Les autorités ont également obligé entretemps  la société à continuer de verser les allocations jusqu’à fin décembre 2015.Or la société n’a pas été créée et les chômeurs se sont  rabattus sur Petrofac, qui se trouve prise en otage dans une affaire qui ne la concerne plus.
 
Les pertes occasionnées par le blocage de la société ne concernent pas seulement Petrofac puisque 55% de ses recettes reviennent à l’Etat tunisien associé. Chaque jour d’arrêt cause des pertes de l’ordre de 200.000 dollars (plus de 400 mille dinars) dont quelques 75% auraient dû revenir à l’Etat (55% des parts + les taxes dues sur les ventes). Par ailleurs,  Petrofac produit 12,5% des besoins du pays en gaz, soit environ 1 million de m3 de gaz par jour.

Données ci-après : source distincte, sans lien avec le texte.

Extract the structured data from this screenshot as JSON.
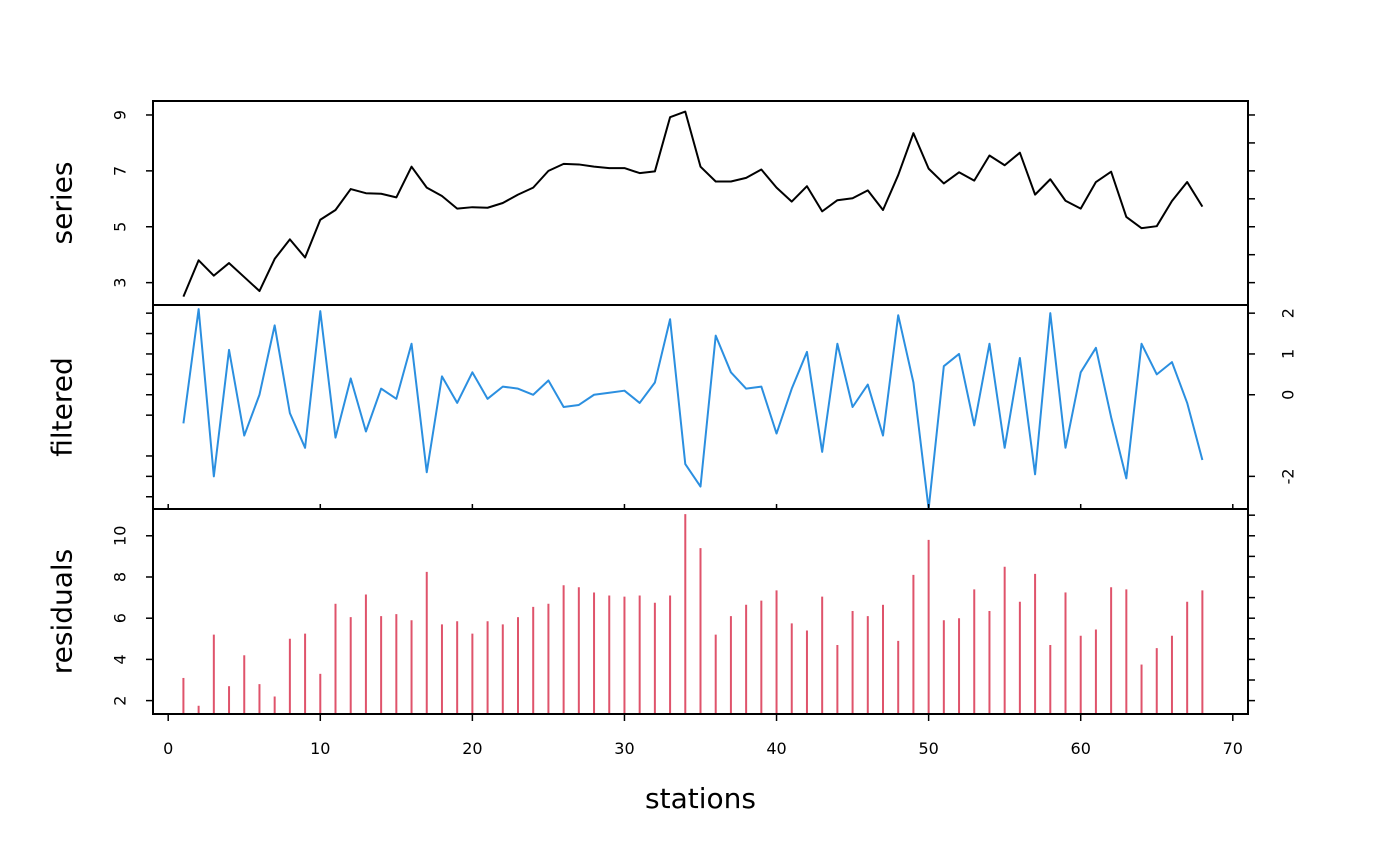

Son unique client est la STEG qui rachète ses produits 22% moins cher que le prix du marché. Depuis l’arrêt de la production de la société  nationale d’électricité et de gaz  est contrainte de se ravitailler  à travers le gazoduc algérien au prix mondial et en devises s’il vous plait !
 
Que faire ? Recevant Aymen Asfari, le directeur général du partenaire britannique, le chef du gouvernement Habib Essid s’est engagé qu’une solution  sera trouvée dans quelques jours. Plus d’un mois plus tard, rien n’a été fait. Le chef du gouvernement a accusé le Front populaire et le Hizb Ettahrir d’avoir fomenté les troubles et là rien n’a été fait non plus. Depuis février,  la société étrangère étudie  l’éventualité de quitter la Tunisie.  Elle  a renoncé aux investissements de l’ordre de 40 millions de dinars qu’elle comptait faire en 2016, à travers le forage de deux nouveaux puits à Kerkennah.  Si ces investissements ne sont pas réalisés, la production baissera progressivement jusqu’à l’épuisement des deux gisements, ce qui l’obligera de toute façon à quitter le pays.
 
Dans un cas comme dans l’autre c’est une perte sèche pour le pays et pour les iles Kerkennah qui seront privés d’une des rares sociétés présentes sur place.
 
Un groupe de personnalités originaires de l’archipel ont bien tenté une médiation mais elle a échoué car les protestataires n’avaient pas confiance en eux. N’est-il pas que le chef du gouvernement appelle une personnalité nationale dont le crédit n’est pas entamé et dont l’indépendance et la neutralité sont reconnues, mais qui ne soit pas originaire de Kerkennah pour lui confier l’arbitrage dans ce dossier épineux. Je pense à Mansour Moalla par exemple. Ce qu’il apportera comme solution après un dialogue approfondi avec toutes les parties prenantes sera mis en exécution. L’immobilisme et l’inertie actuels ne sont plus acceptables. Il faut se bouger, dialoguer et avancer.